Today, I was having fun in R with the classic computer science interview problem, "FizzBuzz." FizzBuzz (alternatively "Fizz Buzz") is a simple task – often used to teach kids about division. Given a list of integers, run through each one and determine if they are divisible by three and/or five. If the number is divisible by three, return "Fizz." If it is divisible by five, return "Buzz." If divisible by both three and five, return "FizzBuzz."
This interview question is easy, if you know the modulo operator in your language of choice. Modulo division returns the remainder that would result from long division. In most languages modulo division is represented by the % operator. In R, you can perform modulo division using %%, as in 5 %% 3 will return 2
Although FizzBuzz is a fun way to learn the basics of a new programming language, I would consider myself an intermediate to advanced R programmer. I can usually figure out any data cleaning problem given to me in R, though my solution may not always be the prettiest. As such, I was thinking that it would be fun to teach a statistical model how to complete FizzBuzz.
In order to perform FizzBuzz you need to use some form of classification algorithm that can handle more than two results.
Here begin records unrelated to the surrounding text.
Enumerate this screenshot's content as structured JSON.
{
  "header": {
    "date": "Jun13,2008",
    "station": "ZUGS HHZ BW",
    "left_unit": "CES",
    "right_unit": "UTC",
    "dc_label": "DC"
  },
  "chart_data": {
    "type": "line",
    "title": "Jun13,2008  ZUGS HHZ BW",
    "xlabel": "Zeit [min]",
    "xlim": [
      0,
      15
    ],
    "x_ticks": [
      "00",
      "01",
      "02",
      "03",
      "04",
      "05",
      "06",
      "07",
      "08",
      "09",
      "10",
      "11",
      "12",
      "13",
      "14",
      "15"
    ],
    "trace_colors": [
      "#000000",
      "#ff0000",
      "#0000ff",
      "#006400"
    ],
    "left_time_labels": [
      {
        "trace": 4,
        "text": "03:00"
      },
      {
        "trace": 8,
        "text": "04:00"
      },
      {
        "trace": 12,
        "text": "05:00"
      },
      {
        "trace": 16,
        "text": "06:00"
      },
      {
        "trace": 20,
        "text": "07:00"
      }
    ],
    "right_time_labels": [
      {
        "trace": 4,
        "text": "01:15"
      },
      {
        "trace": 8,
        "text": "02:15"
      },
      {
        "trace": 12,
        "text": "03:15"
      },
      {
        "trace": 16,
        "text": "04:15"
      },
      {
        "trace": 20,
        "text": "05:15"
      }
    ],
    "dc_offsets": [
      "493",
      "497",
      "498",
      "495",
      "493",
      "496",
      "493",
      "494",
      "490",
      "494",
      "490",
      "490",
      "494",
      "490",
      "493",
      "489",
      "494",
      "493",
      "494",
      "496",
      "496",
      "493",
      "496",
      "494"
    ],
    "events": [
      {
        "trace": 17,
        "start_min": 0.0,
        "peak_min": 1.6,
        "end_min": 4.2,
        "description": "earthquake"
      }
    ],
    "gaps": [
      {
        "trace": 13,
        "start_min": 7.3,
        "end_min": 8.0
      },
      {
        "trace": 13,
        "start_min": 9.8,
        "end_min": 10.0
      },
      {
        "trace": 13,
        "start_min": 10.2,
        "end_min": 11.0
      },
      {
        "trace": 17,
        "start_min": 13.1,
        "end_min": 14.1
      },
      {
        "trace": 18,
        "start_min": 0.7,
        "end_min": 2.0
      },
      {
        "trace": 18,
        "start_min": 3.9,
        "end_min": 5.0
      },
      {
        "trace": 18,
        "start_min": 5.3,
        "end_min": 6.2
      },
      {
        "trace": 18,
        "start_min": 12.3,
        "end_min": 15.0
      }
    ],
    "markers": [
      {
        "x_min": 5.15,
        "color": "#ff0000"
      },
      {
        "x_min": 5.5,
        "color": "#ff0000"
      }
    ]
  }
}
Most of my classification experience has dealt with binary outcomes, so I thought this would be a fun exercise to become acquainted with a new technique. After a short period of googling, I decided upon the "nnet" implementation of multinomial logistic regression.
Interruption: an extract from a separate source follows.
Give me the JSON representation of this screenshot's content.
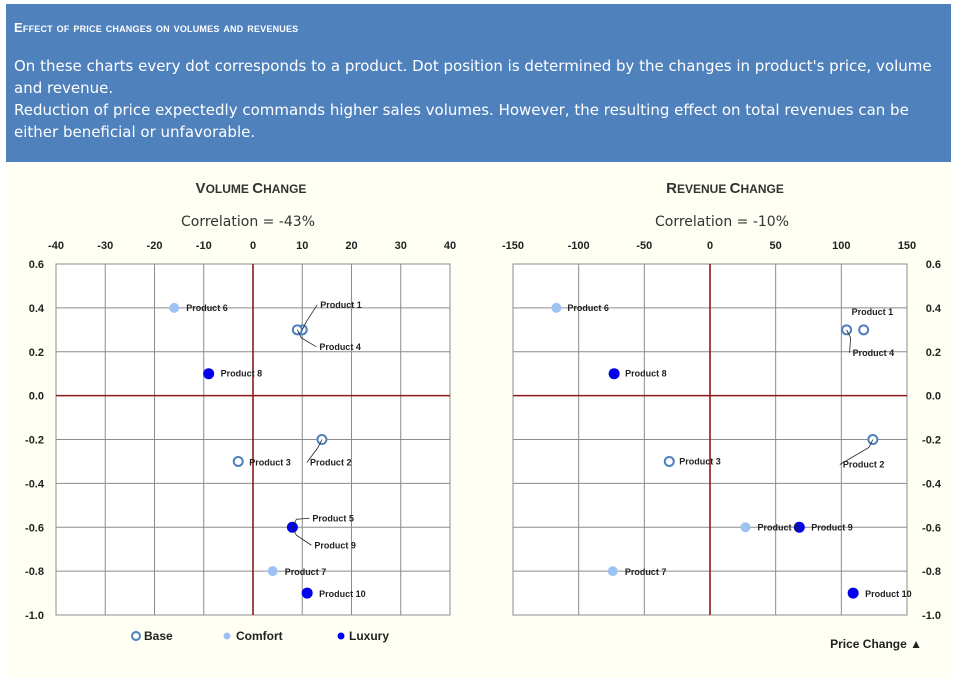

Unfortunately (albeit forgivably) I found that the default nnet algorithm was not able to adequately learn the relationship between the inputs and the results when given only the input as the predictor. As a result, I had to do a little feature engineering. In this case, feature engineering meant calculating the modular division of each input by three and five and using the results as predictors.
If you run the code below, you can see that the new model with the two additional predictors can become 100 percent accurate if given enough training trials (approximately 2500 training trials are necessary depending on the range of numbers you are trying to learn). The naive algorithm never seems to get above 50 percent accuracy, which is better than chance, but not nearly 100 percent.
Overall this was a fun exercise. R's package library made this exceptionally easy to implement and test. Although I didn't see any examples of FizzBuss using a multinomial regression in R, FizzBuzz has been accomplished in many different ways. So, if you are interested in other takes on FizzBuzz and machine learning, you are in luck.  
Someday, I will learn how to host Jupyter notebooks using GitHub, but alas today was not that day.